In [1]:
import pandas as pd
from spswarehouse.warehouse import Warehouse
from spswarehouse.table_utils import *
from spswarehouse.googlesheets import GoogleSheets

To access your Google spreadsheet data, share the spreadsheet with spswarehouse@spswarehouse.iam.gserviceaccount.com


In [2]:
# This is the example from https://developers.google.com/sheets/api/quickstart/python
# Replace it with your own spreadsheet
spreadsheet_id = '1BxiMVs0XRA5nFMdKvBdBZjgmUUqptlbs74OgvE2upms'
spreadsheet = GoogleSheets.open_by_key(spreadsheet_id)

# GoogleSheet
sheet = spreadsheet.sheet1

# Sheet as a DataFrame
df = pd.DataFrame(sheet.get_all_records())

# As a CSV file
csv_filename = '~/Desktop/tmp.csv'
df.to_csv(csv_filename, index=False)

In [3]:
# Get the "CREATE TABLE" statement
table_name = sanitize_string('test-{id}'.format(id=spreadsheet_id)).upper()
schema_name = 'wild_west'

# You can specify either a sheet, dataframe, or CSV file as your data source. 
# Note that create_table_stmt tries to guess the column type based on the data
sql = create_table_stmt(table_name, schema=schema_name, google_sheet=sheet)
sql_df = create_table_stmt(table_name, schema=schema_name, dataframe=df)
sql_csv = create_table_stmt(table_name, schema=schema_name, csv_filename=csv_filename)
# The above are equivalent because the data is the same

print(sql)

CREATE TABLE wild_west.TEST_1BXIMVS0XRA5NFMDKVBDBZJGMUUQPTLBS74OGVE2UPMS (class_level VARCHAR, extracurricular_activity VARCHAR, gender VARCHAR, home_state VARCHAR, major VARCHAR, student_name VARCHAR) COMMENT = ''


In [4]:
# Create the table in the Snowflake warehouse
(c, results) = Warehouse.execute(sql)
for result in results:
    print(result)

('Table TEST_1BXIMVS0XRA5NFMDKVBDBZJGMUUQPTLBS74OGVE2UPMS successfully created.',)


In [5]:
# Upload data
reflected_table = Warehouse.reflect(table_name, schema=schema_name)

# Like create_table_stmt, you can upload from a sheet, dataframe, or CSV file
# Note that upload_to_warehouse guesses the data type of each column for google_sheet and csv_filename
# If you need to force the column type, e.g., you have a number column with leading zeros that needs to be
# uploaded as a string, manually convert the Google Sheet or CSV to a dataframe before uploading.
upload_to_warehouse(reflected_table, google_sheet=sheet)
#upload_to_warehouse(reflected_table, csv_filename=csv_filename)
#upload_to_warehouse(reflected_table, dataframe=df)
#upload_to_warehouse(reflected_table, google_drive_id=google_drive_id) #See googledrive-example.ipynb for more details

# Additional parameters that you can pass to both upload_to_warehouse and create_table_stmt
# encoding='<encoding-name>': default value is 'utf-8'
# force_string=True: default value is False.
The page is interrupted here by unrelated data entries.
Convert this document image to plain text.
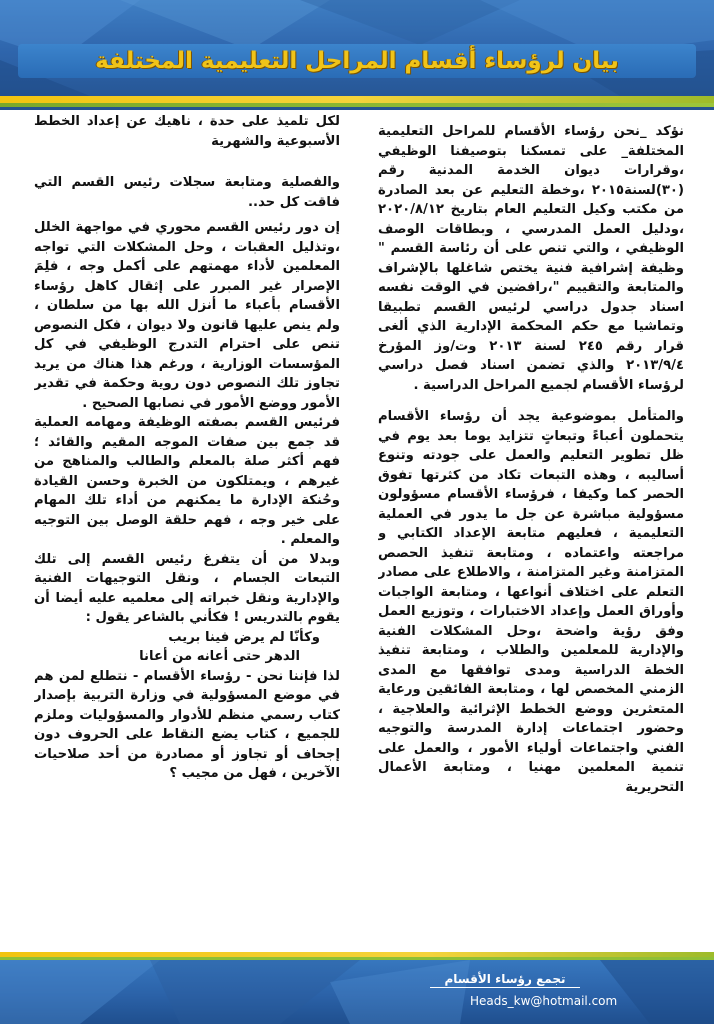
بيان لرؤساء أقسام المراحل التعليمية المختلفة

نؤكد _نحن رؤساء الأقسام للمراحل التعليمية المختلفة_ على تمسكنا بتوصيفنا الوظيفي ،وقرارات ديوان الخدمة المدنية رقم (٣٠)لسنة٢٠١٥ ،وخطة التعليم عن بعد الصادرة من مكتب وكيل التعليم العام بتاريخ ٢٠٢٠/٨/١٢ ،ودليل العمل المدرسي ، وبطاقات الوصف الوظيفي ، والتي تنص على أن رئاسة القسم " وظيفة إشرافية فنية يختص شاغلها بالإشراف والمتابعة والتقييم "،رافضين في الوقت نفسه اسناد جدول دراسي لرئيس القسم تطبيقا وتماشيا مع حكم المحكمة الإدارية الذي ألغى قرار رقم ٢٤٥ لسنة ٢٠١٣ وت/وز المؤرخ ٢٠١٣/٩/٤ والذي تضمن اسناد فصل دراسي لرؤساء الأقسام لجميع المراحل الدراسية .

والمتأمل بموضوعية يجد أن رؤساء الأقسام يتحملون أعباءً وتبعاتٍ تتزايد يوما بعد يوم في ظل تطوير التعليم والعمل على جودته وتنوع أساليبه ، وهذه التبعات تكاد من كثرتها تفوق الحصر كما وكيفا ، فرؤساء الأقسام مسؤولون مسؤولية مباشرة عن جل ما يدور في العملية التعليمية ، فعليهم متابعة الإعداد الكتابي و مراجعته واعتماده ، ومتابعة تنفيذ الحصص المتزامنة وغير المتزامنة ، والاطلاع على مصادر التعلم على اختلاف أنواعها ، ومتابعة الواجبات وأوراق العمل وإعداد الاختبارات ، وتوزيع العمل وفق رؤية واضحة ،وحل المشكلات الفنية والإدارية للمعلمين والطلاب ، ومتابعة تنفيذ الخطة الدراسية ومدى توافقها مع المدى الزمني المخصص لها ، ومتابعة الفائقين ورعاية المتعثرين ووضع الخطط الإثرائية والعلاجية ، وحضور اجتماعات إدارة المدرسة والتوجيه الفني واجتماعات أولياء الأمور ، والعمل على تنمية المعلمين مهنيا ، ومتابعة الأعمال التحريرية

لكل تلميذ على حدة ، ناهيك عن إعداد الخطط الأسبوعية والشهرية

والفصلية ومتابعة سجلات رئيس القسم التي فاقت كل حد..

إن دور رئيس القسم محوري في مواجهة الخلل ،وتذليل العقبات ، وحل المشكلات التي تواجه المعلمين لأداء مهمتهم على أكمل وجه ، فلِمَ الإصرار غير المبرر على إثقال كاهل رؤساء الأقسام بأعباء ما أنزل الله بها من سلطان ، ولم ينص عليها قانون ولا ديوان ، فكل النصوص تنص على احترام التدرج الوظيفي في كل المؤسسات الوزارية ، ورغم هذا هناك من يريد تجاوز تلك النصوص دون روية وحكمة في تقدير الأمور ووضع الأمور في نصابها الصحيح .

فرئيس القسم بصفته الوظيفة ومهامه العملية قد جمع بين صفات الموجه المقيم والقائد ؛ فهم أكثر صلة بالمعلم والطالب والمناهج من غيرهم ، ويمتلكون من الخبرة وحسن القيادة وحُنكة الإدارة ما يمكنهم من أداء تلك المهام على خير وجه ، فهم حلقة الوصل بين التوجيه والمعلم .

وبدلا من أن يتفرغ رئيس القسم إلى تلك التبعات الجسام ، ونقل التوجيهات الفنية والإدارية ونقل خبراته إلى معلميه عليه أيضا أن يقوم بالتدريس ! فكأني بالشاعر يقول :

وكأنّا لم يرض فينا بريب
الدهر حتى أعانه من أعانا

لذا فإننا نحن - رؤساء الأقسام - نتطلع لمن هم في موضع المسؤولية في وزارة التربية بإصدار كتاب رسمي منظم للأدوار والمسؤوليات وملزم للجميع ، كتاب يضع النقاط على الحروف دون إجحاف أو تجاوز أو مصادرة من أحد صلاحيات الآخرين ، فهل من مجيب ؟

تجمع رؤساء الأقسام
Heads_kw@hotmail.com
This forces all columns to be interpreted as a string (good for leading zeros)
#     force_string does NOT do anything if you pass a dataframe
# batch_size=<integer>: upload_to_warehouse only; default value is 200


30 rows to insert
Inserted 30 rows to wild_west.TEST_1BXIMVS0XRA5NFMDKVBDBZJGMUUQPTLBS74OGVE2UPMS


In [6]:
# Read the data back
Warehouse.read_sql('SELECT * FROM {table} LIMIT {limit}'.format(table=table_name, limit=30))

Unnamed: 0,class_level,extracurricular_activity,gender,home_state,major,student_name
0,4. Senior,Drama Club,Female,CA,English,Alexandra
1,1. Freshman,Lacrosse,Male,SD,Math,Andrew
2,1. Freshman,Basketball,Female,NC,English,Anna
3,2. Sophomore,Baseball,Female,SD,Art,Becky
4,4. Senior,Basketball,Male,WI,English,Benjamin
5,3. Junior,Debate,Male,MD,Art,Carl
6,3. Junior,Track & Field,Female,NE,English,Carrie
7,4. Senior,Lacrosse,Female,MD,Math,Dorothy
8,1. Freshman,Baseball,Male,MA,Math,Dylan
9,3. Junior,Drama Club,Male,FL,English,Edward


In [7]:
# Delete the test table
(conn, results) = Warehouse.execute('DROP TABLE {}'.format(table_name))
for r in results:
    print(r)

('TEST_1BXIMVS0XRA5NFMDKVBDBZJGMUUQPTLBS74OGVE2UPMS successfully dropped.',)